Lithotomy Position And Laparoscopic Procedures
In the last century, as far back as the twenties, there were examinations and surgeries done in the lithotomy position. This automatically became the favored position when it came to laparoscopic surgeries and procedures as well. The first laparoscopic procedure was done in the 20s and it was in the field of gynecology. In a hospital in New York, Dr. Albert Decker did the first culdoscopy using this position with great success.
The lithotomy position was used extensively in Europe through the last century and in Paris, surgeons popularized it especially in colposcopies. Because of this, it came to be known as the French position. With laparoscopy becoming very much a part of regular surgery, the lithotomy position too became popular. It had come far indeed from its lithotomy roots and its gynecological heritage.

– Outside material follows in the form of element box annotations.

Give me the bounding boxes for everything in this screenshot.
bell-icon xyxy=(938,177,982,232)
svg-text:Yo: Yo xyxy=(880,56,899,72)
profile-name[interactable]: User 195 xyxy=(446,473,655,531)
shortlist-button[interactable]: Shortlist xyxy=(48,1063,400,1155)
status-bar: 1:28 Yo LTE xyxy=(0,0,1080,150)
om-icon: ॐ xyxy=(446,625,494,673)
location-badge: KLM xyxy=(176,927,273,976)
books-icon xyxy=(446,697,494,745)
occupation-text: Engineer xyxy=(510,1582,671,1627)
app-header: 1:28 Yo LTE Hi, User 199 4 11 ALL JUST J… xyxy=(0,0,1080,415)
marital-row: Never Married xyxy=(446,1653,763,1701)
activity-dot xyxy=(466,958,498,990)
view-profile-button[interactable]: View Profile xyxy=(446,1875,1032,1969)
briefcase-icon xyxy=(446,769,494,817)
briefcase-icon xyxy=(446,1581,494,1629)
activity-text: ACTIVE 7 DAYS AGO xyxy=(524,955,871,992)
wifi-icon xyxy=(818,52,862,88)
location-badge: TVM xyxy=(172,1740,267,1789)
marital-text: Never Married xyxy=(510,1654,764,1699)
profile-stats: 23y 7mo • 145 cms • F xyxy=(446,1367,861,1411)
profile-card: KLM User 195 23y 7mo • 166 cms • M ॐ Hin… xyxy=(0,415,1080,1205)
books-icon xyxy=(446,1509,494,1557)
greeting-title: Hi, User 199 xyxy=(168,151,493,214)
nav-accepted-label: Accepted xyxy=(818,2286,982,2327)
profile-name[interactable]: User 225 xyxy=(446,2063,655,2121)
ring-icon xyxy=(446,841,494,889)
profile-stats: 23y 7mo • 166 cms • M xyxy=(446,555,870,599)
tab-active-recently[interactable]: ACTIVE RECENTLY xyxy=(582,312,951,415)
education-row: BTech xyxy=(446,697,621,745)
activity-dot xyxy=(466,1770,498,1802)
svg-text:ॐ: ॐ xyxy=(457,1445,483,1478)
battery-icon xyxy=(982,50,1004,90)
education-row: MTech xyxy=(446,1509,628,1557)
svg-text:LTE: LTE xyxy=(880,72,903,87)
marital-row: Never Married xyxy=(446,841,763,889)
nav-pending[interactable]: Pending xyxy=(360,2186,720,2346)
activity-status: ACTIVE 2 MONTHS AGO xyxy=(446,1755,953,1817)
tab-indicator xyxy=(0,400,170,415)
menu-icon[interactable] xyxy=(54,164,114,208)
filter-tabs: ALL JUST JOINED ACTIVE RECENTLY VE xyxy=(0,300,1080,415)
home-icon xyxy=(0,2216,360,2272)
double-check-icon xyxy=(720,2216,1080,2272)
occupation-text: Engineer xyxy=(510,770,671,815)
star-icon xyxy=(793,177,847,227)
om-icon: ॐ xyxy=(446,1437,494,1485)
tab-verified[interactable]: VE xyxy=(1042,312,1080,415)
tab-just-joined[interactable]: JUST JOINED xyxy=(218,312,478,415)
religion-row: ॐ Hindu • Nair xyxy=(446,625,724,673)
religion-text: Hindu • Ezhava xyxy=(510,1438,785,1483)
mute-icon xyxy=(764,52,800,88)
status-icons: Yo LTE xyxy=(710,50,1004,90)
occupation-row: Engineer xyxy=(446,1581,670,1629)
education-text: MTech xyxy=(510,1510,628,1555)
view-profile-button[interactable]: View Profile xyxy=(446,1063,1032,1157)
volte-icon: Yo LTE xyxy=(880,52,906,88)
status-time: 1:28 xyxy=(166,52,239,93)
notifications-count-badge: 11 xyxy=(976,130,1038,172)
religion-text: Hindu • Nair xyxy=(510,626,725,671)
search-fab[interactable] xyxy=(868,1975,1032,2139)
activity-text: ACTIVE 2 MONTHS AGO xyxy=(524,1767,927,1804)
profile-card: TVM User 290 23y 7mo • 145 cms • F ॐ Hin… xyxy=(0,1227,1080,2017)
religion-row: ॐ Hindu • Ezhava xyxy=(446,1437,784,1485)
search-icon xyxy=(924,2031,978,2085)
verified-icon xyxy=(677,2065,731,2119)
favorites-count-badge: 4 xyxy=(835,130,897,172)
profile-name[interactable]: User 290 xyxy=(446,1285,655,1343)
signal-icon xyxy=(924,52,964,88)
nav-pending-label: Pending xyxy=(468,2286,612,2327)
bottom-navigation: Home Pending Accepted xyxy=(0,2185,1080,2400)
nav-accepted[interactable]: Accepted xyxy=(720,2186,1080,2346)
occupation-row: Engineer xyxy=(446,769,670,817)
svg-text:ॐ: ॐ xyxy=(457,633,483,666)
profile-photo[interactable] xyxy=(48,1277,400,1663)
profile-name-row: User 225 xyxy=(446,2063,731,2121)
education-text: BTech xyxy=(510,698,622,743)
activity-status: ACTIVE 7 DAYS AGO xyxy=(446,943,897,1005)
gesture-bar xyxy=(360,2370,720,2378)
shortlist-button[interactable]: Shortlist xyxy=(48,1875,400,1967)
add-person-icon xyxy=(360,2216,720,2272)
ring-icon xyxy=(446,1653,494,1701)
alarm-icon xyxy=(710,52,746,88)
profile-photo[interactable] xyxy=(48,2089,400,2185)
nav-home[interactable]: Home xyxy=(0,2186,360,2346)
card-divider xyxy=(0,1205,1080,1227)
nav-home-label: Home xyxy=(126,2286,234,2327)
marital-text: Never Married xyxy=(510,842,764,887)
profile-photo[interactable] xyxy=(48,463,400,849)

In America, for laparoscopy surgical procedures, the supine position was more favored but with the European techniques crossing the ocean, there were more and more lithotomic positions being adopted by surgeons in the US. However, laparoscopic surgery in the lithotomy position seems to have its drawbacks. It results sometimes in too much pressure in the pelvic region and this brings about neurovascular damage. Sometimes this can lead to permanent disability. The problem is that many US clinics have adopted this position when it comes to any advanced surgery using laparoscopy. So there might need to be a winding back to the American position which is what the supine position was called when it came to laparoscopic procedures.
Studies and reports have been able to establish a link between the lithotomy position and post-operative compartment syndrome. This is what happens when there is excessive pressure in the osteofascial cavity because of the unnatural positioning of the patient. This pressure tends to interfere with the local perfusion and could result in a disability. This is a risk that no patient and maybe no clinic will want to take. This is why a reversal to go back to the supine position might not be a bad idea. It might not be as convenient for the physician to do his job but he can rest easy knowing that his patients did not suffer permanent damage just because he was interested more in his convenience than in their well being.